Based on these deficiencies, we cannot conclude that Child received the benefit of counsel representing his legal interests and directed by him, and we must deny the petition to withdraw filed by Mother's counsel. In a typical Anders case, we would direct Mother's counsel to file an advocate's brief arguing the issue of Child's right to counsel. See Commonwealth v. Tejada , 176 A.3d 355, 362 (Pa. Super. 2017) (denying counsel's petition to withdraw and directing her to file an advocate's brief, where her Anders brief included an issue that was not frivolous). However, when addressing a parent's right to counsel in the Anders context, this Court has chosen to vacate the termination decree and remand without requiring an advocate's brief. See In re X.J., 105 A.3d 1, 7 (Pa. Super. 2014) (vacating the termination decree in an Anders case, where the record revealed that the appellant did not receive counsel). We believe that this is the more prudent course of action, because it will remedy Child's lack of adequate legal representation in an expedient fashion.

Therefore, we deny the petition to withdraw filed by Mother's counsel and vacate the decree terminating her parental rights without prejudice. On remand, Attorney DeStefano must interview Child and attempt to discern his preferred outcome. He must then notify the trial court of that preference. If Child is either unable or unwilling to provide a preferred outcome, Attorney DeStefano must inform the court of that as well. If Child's preferred outcome is consistent with the result of the prior termination proceeding, or if Child is unable or unwilling to express a clear preferred outcome, the court may reenter its January 12, 2018 decree. If Child's preferred outcome is inconsistent with the result of the prior termination proceeding, the court must conduct a new hearing, during which Attorney DeStefano must advocate actively for Child's legal interests. See In re Adoption of D.M.C., ___ A.3d ___, 2018 WL 3341686 (Pa. Super. filed July 9, 2018). If for some reason Attorney DeStefano is unable or unwilling to undertake these obligations, the court must appoint new counsel.

This Court has stated the following with regard to interviews of children by legal counsel.

We recognize that ascertaining a child's position is a difficult task. It often entails undergoing a delicate conversation that needs to be undertaken with sensitivity and skill, and differs from an interview that an attorney would conduct of an adult. Nevertheless, our legislature has tasked legal-interests counsel with this job. See L.B.M., 161 A.3d at 180 (holding, in a section joined by five Justices, that "when a child's relationship with his or her birth family could be severed permanently and against the wishes of the parents, the legislature made the policy judgment, as is evident from the plain, unambiguous language of the statute, that a lawyer who represents the child's legal interests, and who is directed by the child, is a necessity").
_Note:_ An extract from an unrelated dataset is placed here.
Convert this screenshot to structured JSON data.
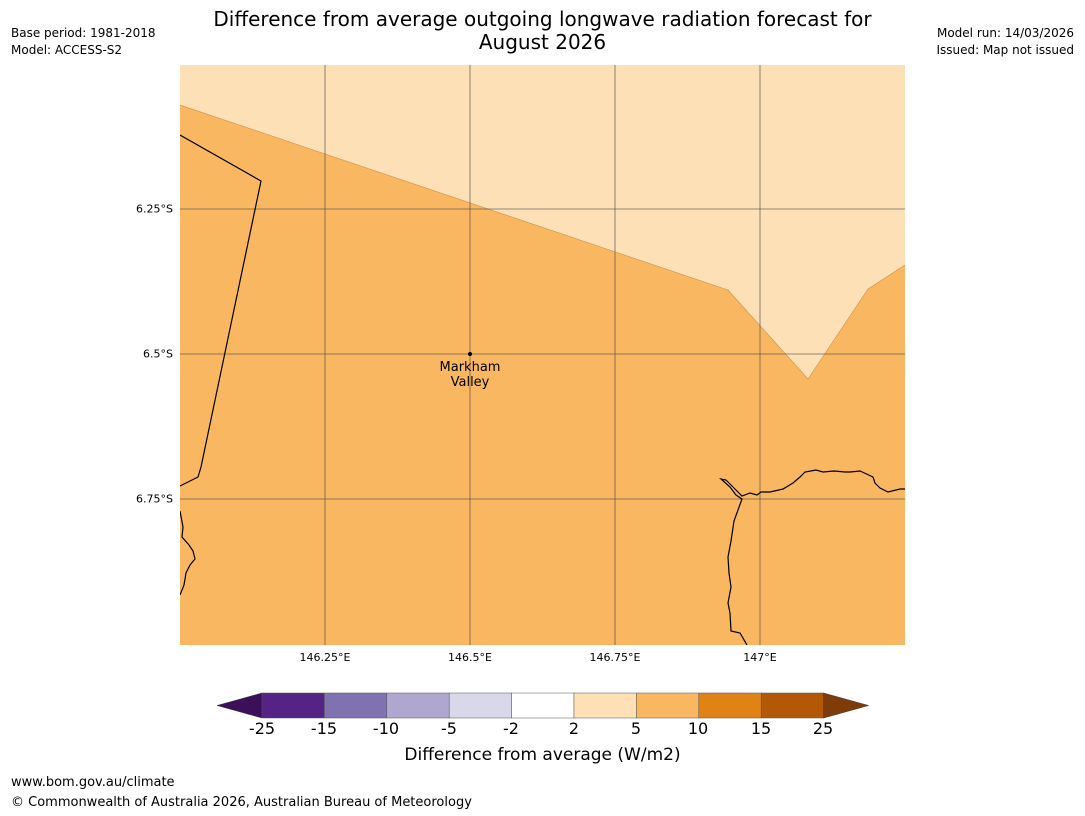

Accordingly, it is incumbent upon legal-interests counsel to do all that counsel can to create a relationship of trust between counsel and client, and then explain, commensurate with a child's level of development, the nature of the legal proceedings, followed by specific questions to ascertain the child's desired outcome and the direction the child wants counsel to take. We observe that Pa.R.P.C. 1.14 provides some guidance for representation of clients with diminished capacity.


Decree vacated without prejudice to permit the trial court to reenter the original decree if a new hearing is not held. Case remanded for further proceedings consistent with this memorandum. Jurisdiction relinquished. Judgment Entered. /s/_________
Joseph D. Seletyn, Esq.
Prothonotary Date: 09/04/2018

In re M.D.Q., ___ A.3d ___, 2018 WL 3322744 at *4 n.2 (Pa. Super. filed July 6, 2018).